Other features include DVD upscaling to 720p, 1080i and 1080p, Last Scene Memory (which picks up where you left off even when you remove the disc), photo slideshows and a x1.5 playback mode that speeds up the video but keeps the sound intact.
The onscreen design is typically basic for a budget product – a far cry from the sophisticated GUI of LG’s Blu-ray players – but it’s pleasant enough. The setup menu’s cursor is responsive, the graphics are cute and colourful and the structure is logical. Crucially, it allows you to set the size, volume and distance from listening position of each speaker.

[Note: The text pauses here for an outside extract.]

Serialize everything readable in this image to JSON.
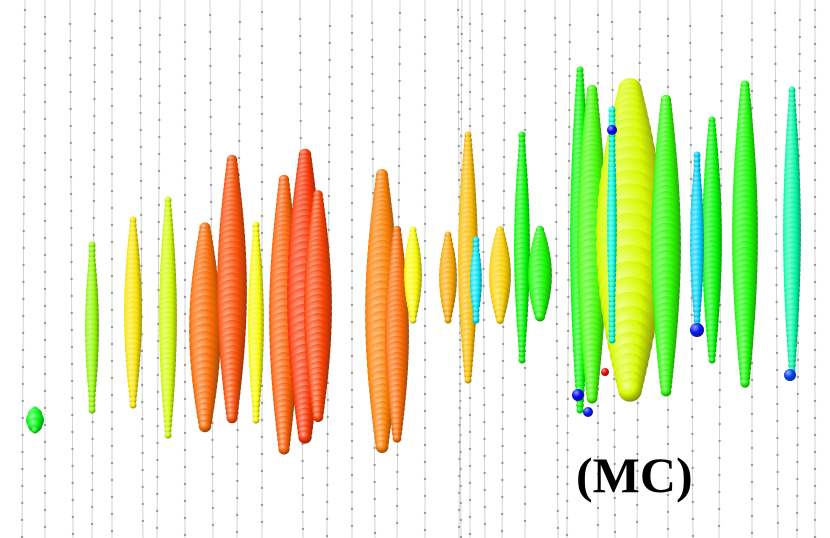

HDMI output resolution is set using a dedicated button on the remote.
We gave the HT304SU a run-out with ”Serenity” on DVD and although it’s not as impressive as the HT32S and HB354BS, it still delivers passable sound quality for the money. Getting an acceptable sound balance takes a bit of careful tweaking in the setup menu and selection of the right EQ mode, but when you’ve found it the system delivers a satisfying, if not particularly polished performance.
Skipping straight to the massive space skirmish between the Alliance and the Reavers (Chapter 15), the LG disperses the crashes, gunfire and roaring engines with plenty of force and crispness, although high-frequency sounds do have an unmistakably harsh character. The results are a lot more enjoyable than the Samsung HT-X720G but still not a patch on a good quality separates system.
The soundstage also feels expansive, although you do need to crank up the levels of the surround channels for them to make an impact. As noted on previous LG systems, the VSM mode makes the soundstage feel more complete and enveloping, without giving you the sense that extra channels have been added – switch to Normal or Natural and the sound is much flatter and more confined.
Also pleasing is the system’s distinct dialogue reproduction and power at lower volumes. On the downside, bass from the sub is slow and flabby where it should be nimble and punchy, but there’s enough rumble to heighten the impact of explosions.
On a 1080p-capable TV the HT304SU produces the sort of crisp, lively picture quality you’d expect from a budget upscaler, which is good enough for everyday viewing but won’t withstand scrutiny on a demanding display. There’s some noise in the picture and the occasional glimpse of a jagged edge, plus blacks don’t scale the depths plumbed by good standalone decks, but none of this interferes greatly with your enjoyment and at this price it would be churlish to complain.
If you’re spending this sort of money on a home cinema system, then you’re inevitably going to have to compromise on performance. And although that’s true of the HT304SU, whose sound quality is unmistakably tarred with the budget brush, it’s far from a disaster, plus its decent feature list and smart looks make those sacrifices much easier to accept. As budget systems go, you could do a lot worse.